Biden seems to have lost his spine when it comes to a campaign promise he made to ban new oil and gas leases on public lands. Although he put a temporary moratorium on new drilling leases during his second week in office while the Department of Interior conducts a review of the leasing program, there’s been no indication the administration intends to make the ban permanent. To the contrary, Interior Secretary Deb Haaland has stressed that it is temporary.

The review could result in a few different outcomes. Some experts are advocating for reforms of the leasing program, which frequently sells off drilling rights for less than $2 dollars per acre, allows companies to sit on leases for up to 10 years, and brings in only a fraction of the revenue in royalties that drilling on state or private lands require. Structural changes, reformists say, could deliver higher revenues to the government and protect the environment.

But others are ready to hold Biden accountable to his initial commitment, and more. A large coalition of environmental groups has asked the administration for a more comprehensive review that would look at how to align the entire oil and gas leasing program with Biden’s climate goals. Kyle Tisdel, climate and energy program director of the Western Environmental Law Center, said this could take several years but would result in more durable solutions that would outlast Biden’s term in office. 

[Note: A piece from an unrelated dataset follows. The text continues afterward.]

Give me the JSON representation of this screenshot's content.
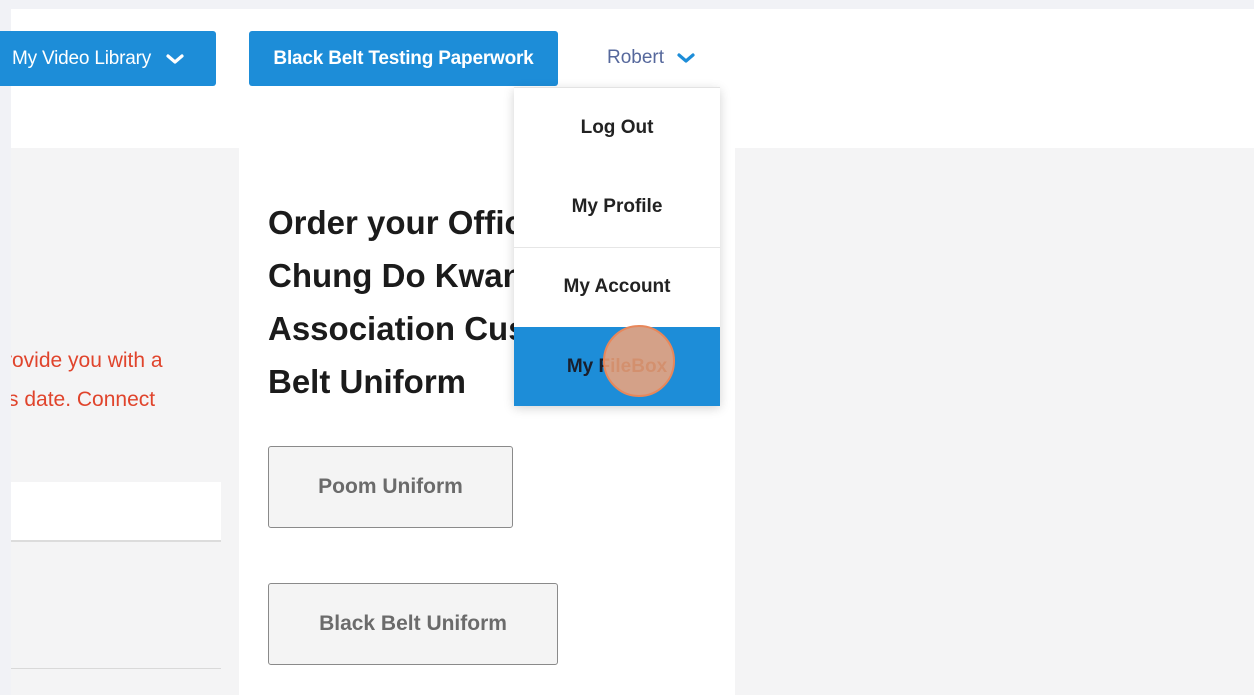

“What we’re calling for is an end to leasing,” said Tisdel, “and then a management of how we decline public lands oil and gas development in a way that’s consistent with carbon budgets and the science and the timeline of the crisis.” Otherwise, he warned, “you’re going to get this chaotic decline based on the market economics of oil and gas.”

Regulating polluters

Trump rolled back dozens of environmental regulations during his term in office, allowing more emissions to spew from power plants and car tailpipes. It could take years to overturn many of these, but Biden’s team is moving quickly on a few key regulations of planet-warming greenhouse gases

The administration is cooking up new federal fuel-efficiency standards for cars and trucks, and is also planning to restore California’s right to set its own, stricter fuel standards, which are followed by 14 other states. This week, the Senate also used a little-known legislative loophole to overturn Trump-era regulations on methane, a super-potent greenhouse gas that leaks from oil and gas wells. If the House follows suit, that will revert limits on methane for the oil and gas industry to their much stricter Obama-era levels. 

One of the most important climate regulations, however, will also be the trickiest to restore. Earlier this year, a court threw out Trump’s rules on emissions from coal- and gas-fired power plants, giving the Biden administration a clean slate to write new regulation. But former President Barack Obama’s attempt to regulate those same power plants — which account for about 25 percent of the U.S.’s total carbon emissions — ran into trouble in the courts when a group of Republican-controlled states argued that it was an overreach of federal authority. Michael Regan, the administrator of the Environmental Protection Agency, has said that the agency is working on new rules, but it will have to be careful to avoid falling into the same legal traps faced by the Obama administration. 

In the long run, these regulations could do even more to slow down the fossil fuel industry than stopping pipelines or canceling subsidies. “What’s threatening to oil and gas is really the actions that are being planned on the power sector and the transportation front,” said Andrew Logan, senior director of oil and gas at the sustainable finance nonprofit Ceres.